Anonymous Anonymous said...

Just to play devil's advocate again, here are my thoughts.

First, this isn't a problem caused by over-spending. It's a problem caused by deregulation and fast and loose business practices in the business sector. This crisis started with the collapse of the housing bubble and has been taking other industries with it. Over the past years, rules have been lifted and tweaked to benefit the businesses and to think that these businesses will not take advantage of every loophole out there to make more money is pollyann-ish. They will bend these rules, and more than not break them to make more money. And the money they make is not going to filter down to the workers. It will go to multi-million dollar bonuses and office remodeling.

Second, won't a tax decrease will only cause more debt by bring in less money? There have been tax decreases for the past eight years, along with rebates, stimulus checks, etc. We are more in debt now than before these were enacted and the economy has tanked. This fiscal policy didn't work for the past eight years, and the thought that an extension of this strategy would work seems unlikely.

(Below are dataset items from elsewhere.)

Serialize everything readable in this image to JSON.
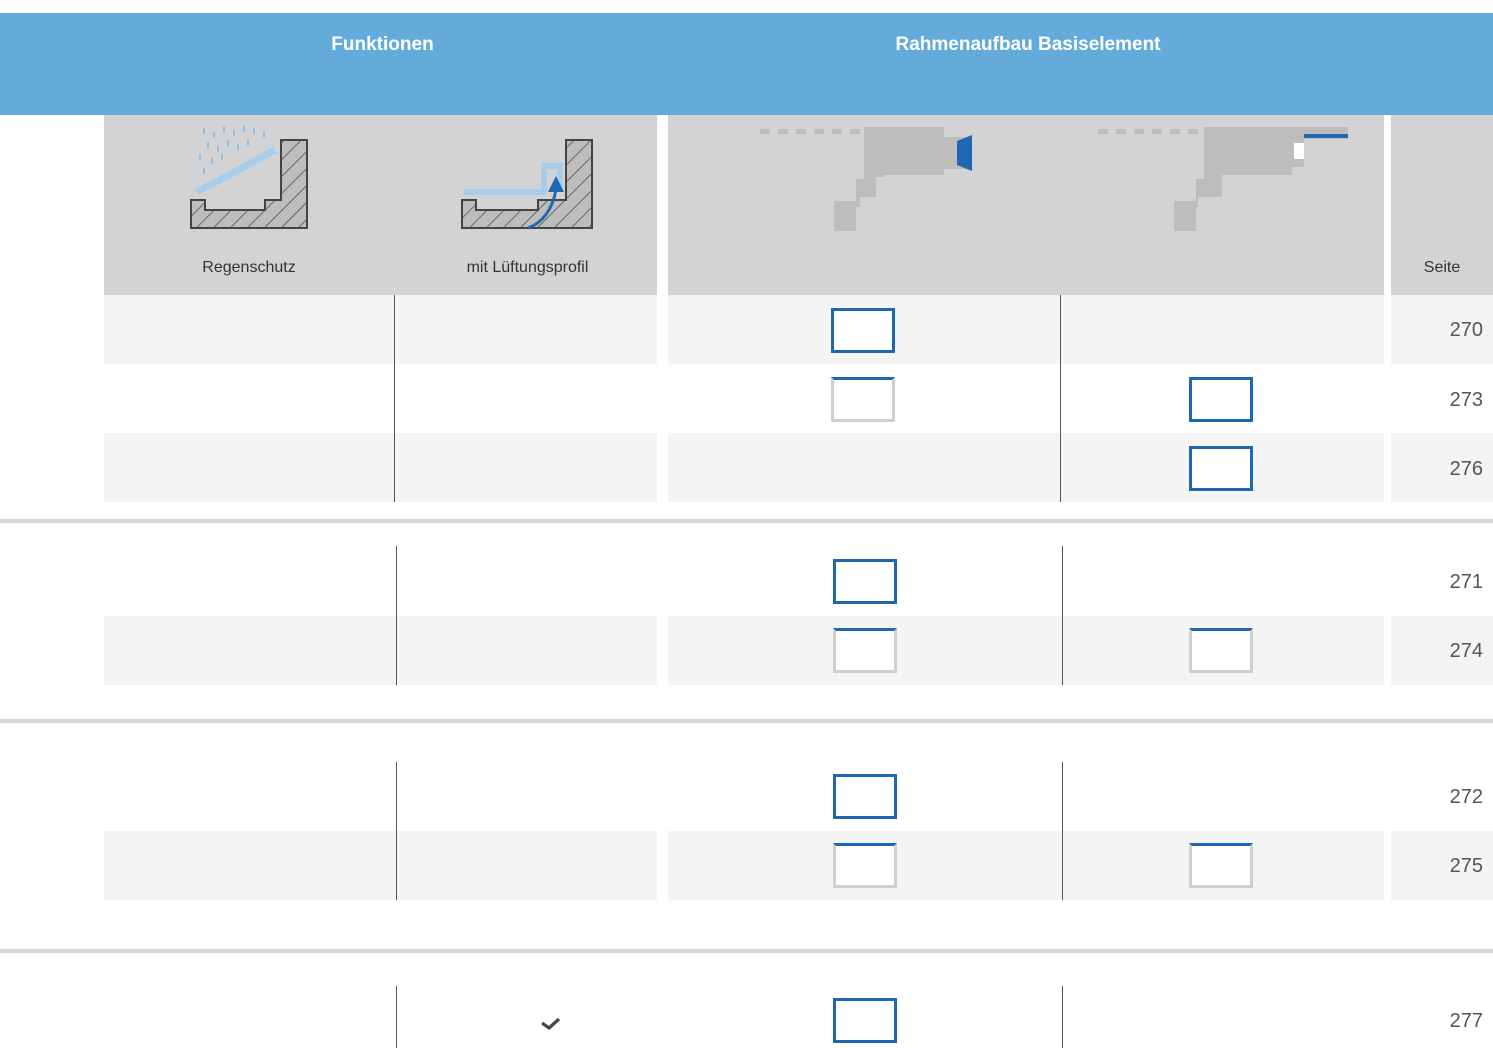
{
  "header": {
    "functions_title": "Funktionen",
    "frame_title": "Rahmenaufbau Basiselement",
    "color": "#64abdc"
  },
  "columns": {
    "rain_label": "Regenschutz",
    "vent_label": "mit Lüftungsprofil",
    "page_label": "Seite",
    "icons": [
      "rain-protection-icon",
      "ventilation-profile-icon",
      "frame-profile-a-icon",
      "frame-profile-b-icon"
    ]
  },
  "groups": [
    {
      "rows": [
        {
          "page": "270",
          "frame_a": "full",
          "frame_b": "none"
        },
        {
          "page": "273",
          "frame_a": "partial",
          "frame_b": "full"
        },
        {
          "page": "276",
          "frame_a": "none",
          "frame_b": "full"
        }
      ]
    },
    {
      "rows": [
        {
          "page": "271",
          "frame_a": "full",
          "frame_b": "none"
        },
        {
          "page": "274",
          "frame_a": "partial",
          "frame_b": "partial"
        }
      ]
    },
    {
      "rows": [
        {
          "page": "272",
          "frame_a": "full",
          "frame_b": "none"
        },
        {
          "page": "275",
          "frame_a": "partial",
          "frame_b": "partial"
        }
      ]
    },
    {
      "rows": [
        {
          "page": "277",
          "frame_a": "full",
          "frame_b": "none",
          "ventilation_check": true,
          "check_icon": "checkmark-icon"
        }
      ]
    }
  ],
  "colors": {
    "accent_blue": "#1f68b1",
    "light_blue": "#a8cdea",
    "panel_gray": "#d3d3d3",
    "stripe": "#f4f4f4"
  }
}
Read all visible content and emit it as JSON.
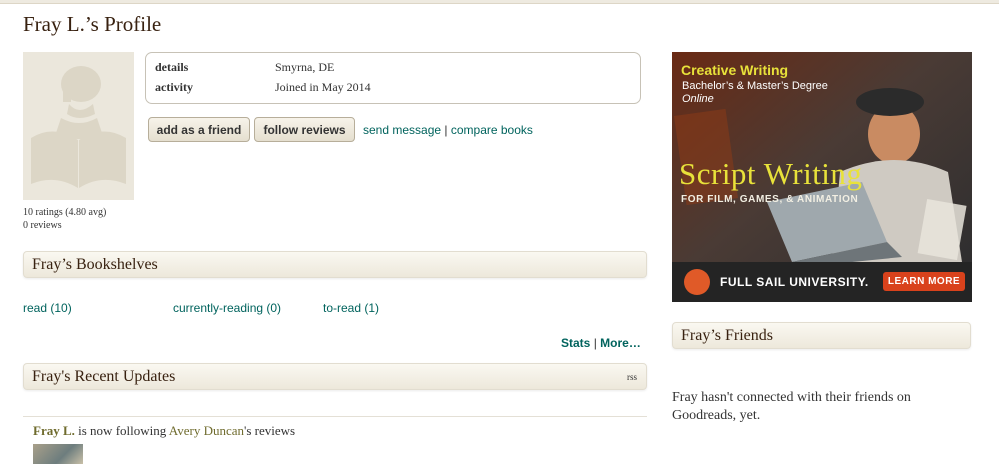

That being said, is will whole-heartedly agree the government is LOUSY at spending money. One of the proposed projects was for $200+ million to re-sod the National Mall? I'm sure there would be landscapers out there willing to do this work half that. But who else is going to decide what to do with this money? You give tax breaks to citizens and companies. Spend less to pay for them. You break even. And hopefully those people will spend their money to re-invigorate the economy. But it is unlikely. It had no lasting effect last time around, why would it work now? And when programs like Medicare and Medicade are cut, and the roads and bridges are crumbling under our feet, the streets aren't safe because there are not enough police, and the schools are continuing to fail, I don't expect to see each and every one of us stand up and hand over some of our tax breaks to help pay to fix these problems. And I can guarantee that the business will not be doing it either.

There is no easy answer. Oddly enough, millions of Mormons willingly pay 10% of their income to the church. These funds go to building construction, the cost of leadership and humanitarian projects. Sounds like tax and spend to me, and yet these same Mormons are primarily conservative Republicans who are against government spending and lower taxes. Why the difference in opinion. Because they trust their church's judgement.

What we really need is a government we can trust as well.